Aug. 10—The Senate passed a roughly $1 trillion sweeping bipartisan infrastructure proposal on Tuesday.
Senate Majority Leader Chuck Schumer said Monday evening that Democrats and Republicans had reached a deal on the bill, and the Senate passed the bill with a 69-30 vote just before noon. The passage comes after months of negotiations between President Joe Biden's administration and lawmakers in Congress.
The bill has faced criticism from some on the left who say it's too small and doesn't meet Biden's priorities, The Associated Press reports. Some Republicans, meanwhile, have criticized the size, focus and funding of the package, citing a Congressional Budget Office report that said it would add $256 billion to deficits over a decade.
The bill now heads to the U.S. House of Representatives, where it faces a more uncertain future. Some Democrats have said they won't support it until the Senate passes a second, larger package that focuses on funding for health care, child care and education, The New York Times reports.
The bill passed in the Senate on Tuesday includes funding for roads and bridges, public transit, clean water and broadband, among other things. Here's a look at what's included.
Roads and bridges
The bill includes $110 billion in funding for roads, bridges and "major projects" and another $11 billion for road safety.
The funding for roads and bridges would go toward rebuilding and repairing them "with a focus on climate change mitigation, resilience, equity and safety for all users, including cyclists and pedestrians," according to a fact sheet from the White House.
The $11 billion would go toward transportation safety programs to help state and local governments reduce crashes and deaths, especially among pedestrians and bikers.
Public transit and rails
The bill includes $39 billion toward modernizing public transportation and making it more accessible, and toward maintaining existing transit programs.
It would replace thousands of buses and other transit vehicles with zero-emission vehicles.
The bill would also invest $66 billion in passenger and freight rails. The funds would go toward eliminating Amtrak's maintenance backlog, modernizing the northeast corridor and bringing "world-class rail service to areas outside the northeast and mid-Atlantic," the White House says.
Biden's original infrastructure proposal included $80 billion toward rail transit. Amtrak said at the time it could bring dozens of new routes to cities across the U.S. with funding from his proposal.
Electric vehicles and buses
Another $7.5 billion would go toward building more chargers for electric cars, focusing on "rural, disadvantaged and hard-to-reach communities," the White House says.
The bill would also put $2.5 billion toward zero-emission buses, $2.5 billion toward low-emission buses and $2.5 billion toward ferries.

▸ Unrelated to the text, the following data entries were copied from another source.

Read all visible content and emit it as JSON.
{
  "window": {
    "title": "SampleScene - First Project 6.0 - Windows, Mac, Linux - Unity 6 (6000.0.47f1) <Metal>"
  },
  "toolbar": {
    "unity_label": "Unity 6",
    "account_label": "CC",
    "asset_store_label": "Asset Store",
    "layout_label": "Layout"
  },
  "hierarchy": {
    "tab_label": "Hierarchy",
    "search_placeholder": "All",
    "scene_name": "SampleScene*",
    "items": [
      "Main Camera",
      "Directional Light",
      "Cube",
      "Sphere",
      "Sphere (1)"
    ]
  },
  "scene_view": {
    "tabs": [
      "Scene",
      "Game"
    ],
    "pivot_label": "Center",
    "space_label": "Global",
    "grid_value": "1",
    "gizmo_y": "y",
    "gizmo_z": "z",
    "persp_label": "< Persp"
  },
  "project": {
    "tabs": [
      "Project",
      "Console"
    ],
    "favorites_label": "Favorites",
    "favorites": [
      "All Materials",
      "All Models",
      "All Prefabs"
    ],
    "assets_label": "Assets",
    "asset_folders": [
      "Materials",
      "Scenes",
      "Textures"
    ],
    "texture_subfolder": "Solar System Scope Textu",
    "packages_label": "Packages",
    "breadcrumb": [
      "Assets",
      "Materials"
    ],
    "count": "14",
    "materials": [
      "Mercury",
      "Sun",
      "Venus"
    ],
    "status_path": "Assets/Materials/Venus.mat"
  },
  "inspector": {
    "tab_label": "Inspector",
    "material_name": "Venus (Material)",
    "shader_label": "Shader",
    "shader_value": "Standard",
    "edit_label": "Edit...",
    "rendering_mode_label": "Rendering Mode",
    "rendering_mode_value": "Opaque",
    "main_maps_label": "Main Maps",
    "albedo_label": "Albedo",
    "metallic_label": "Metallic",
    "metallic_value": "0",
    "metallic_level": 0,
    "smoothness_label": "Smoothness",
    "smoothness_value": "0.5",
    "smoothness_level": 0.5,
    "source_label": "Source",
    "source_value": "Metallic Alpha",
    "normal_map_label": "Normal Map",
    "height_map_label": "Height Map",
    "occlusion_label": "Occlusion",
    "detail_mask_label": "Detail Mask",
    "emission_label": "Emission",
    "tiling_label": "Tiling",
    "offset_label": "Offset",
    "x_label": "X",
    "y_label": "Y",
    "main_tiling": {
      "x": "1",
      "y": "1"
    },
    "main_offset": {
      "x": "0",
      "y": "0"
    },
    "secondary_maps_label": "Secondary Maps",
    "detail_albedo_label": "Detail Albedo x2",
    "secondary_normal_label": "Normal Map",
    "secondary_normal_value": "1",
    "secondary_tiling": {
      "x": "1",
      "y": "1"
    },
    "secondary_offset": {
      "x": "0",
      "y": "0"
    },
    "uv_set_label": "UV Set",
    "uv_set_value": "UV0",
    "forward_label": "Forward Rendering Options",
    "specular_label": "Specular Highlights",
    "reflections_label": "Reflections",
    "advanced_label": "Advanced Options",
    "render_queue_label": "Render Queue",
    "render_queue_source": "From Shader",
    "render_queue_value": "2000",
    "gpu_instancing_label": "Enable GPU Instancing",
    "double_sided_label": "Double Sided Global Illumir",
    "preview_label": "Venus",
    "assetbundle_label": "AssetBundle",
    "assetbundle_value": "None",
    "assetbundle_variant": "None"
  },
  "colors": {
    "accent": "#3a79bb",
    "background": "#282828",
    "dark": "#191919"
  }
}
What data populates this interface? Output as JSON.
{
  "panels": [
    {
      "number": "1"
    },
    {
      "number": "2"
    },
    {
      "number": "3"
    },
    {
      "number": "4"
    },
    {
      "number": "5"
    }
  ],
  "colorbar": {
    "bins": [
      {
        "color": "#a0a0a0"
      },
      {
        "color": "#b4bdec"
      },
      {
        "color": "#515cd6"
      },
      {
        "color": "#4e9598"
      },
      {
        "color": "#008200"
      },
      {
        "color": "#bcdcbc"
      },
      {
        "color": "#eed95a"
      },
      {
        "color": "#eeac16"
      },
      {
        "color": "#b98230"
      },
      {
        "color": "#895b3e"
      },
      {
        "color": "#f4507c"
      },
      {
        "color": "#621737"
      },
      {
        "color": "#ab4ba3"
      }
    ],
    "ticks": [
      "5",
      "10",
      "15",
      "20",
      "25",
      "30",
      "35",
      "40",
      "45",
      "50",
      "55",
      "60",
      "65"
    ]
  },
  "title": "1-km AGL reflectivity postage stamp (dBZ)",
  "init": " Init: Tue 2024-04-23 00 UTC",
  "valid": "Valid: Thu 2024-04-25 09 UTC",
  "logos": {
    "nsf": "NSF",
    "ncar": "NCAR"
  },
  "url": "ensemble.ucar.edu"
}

"The deal will deliver thousands of electric school buses nationwide, including in rural communities, helping school districts across the country buy clean, American-made, zero emission buses, and replace the yellow school bus fleet for America's children," the White House says.
The bill includes $65 billion for expanding access to high-speed internet and aims to lower internet prices by requiring providers that receive the funding to offer affordable plans, among other things.
"More than 30 million Americans live in areas where there is no broadband infrastructure that provides minimally acceptable speeds — a particular problem in rural communities throughout the country," the White House says.
Airports, ports and waterways
The plan includes $25 billion in funding for airports and $17 billion in funding for ports aimed at repairs and maintenance, and reducing congestion and emissions near them.
Drinking water and water infrastructure
The bill would provide $55 billion toward clean drinking water, including funding for replacing lead pipes, service lines and chemical PFAs.
Another $50 billion would go toward updating and weatherizing the country's water infrastructure system to prevent droughts and floods.
The plan includes a $73 billion investment in upgrading the country's power infrastructure, including funding for building new transmission lines and research on advanced "transmission and electricity distribution technologies."
The bill includes $21 billion for environmental remediation, which includes cleaning up superfund sites, or sites contaminated by dumped hazardous waste, and brownfields, which are sites not in use but potentially also contaminated by hazardous materials.
It also includes funding to reclaim abandoned mine lands and to cap orphaned gas wells.
How would it be paid for?
The White House says the plan will be funded by unspent emergency relief funds, targeted corporate user fees and other sources. Biden originally proposed funding the plan in part by raising the corporate tax rate, but Republican lawmakers opposed the increase.
The report from the Congressional Budget Office on Thursday estimated that the bill would add $256 billion to "projected deficits" over the next decade. But CNN reports it did not take into considerations multiple factors that lawmakers have said would help pay for the bill.
The White House also said that the investments included in the bill would spur "higher economic growth" — creating revenue that would also help fund the proposals.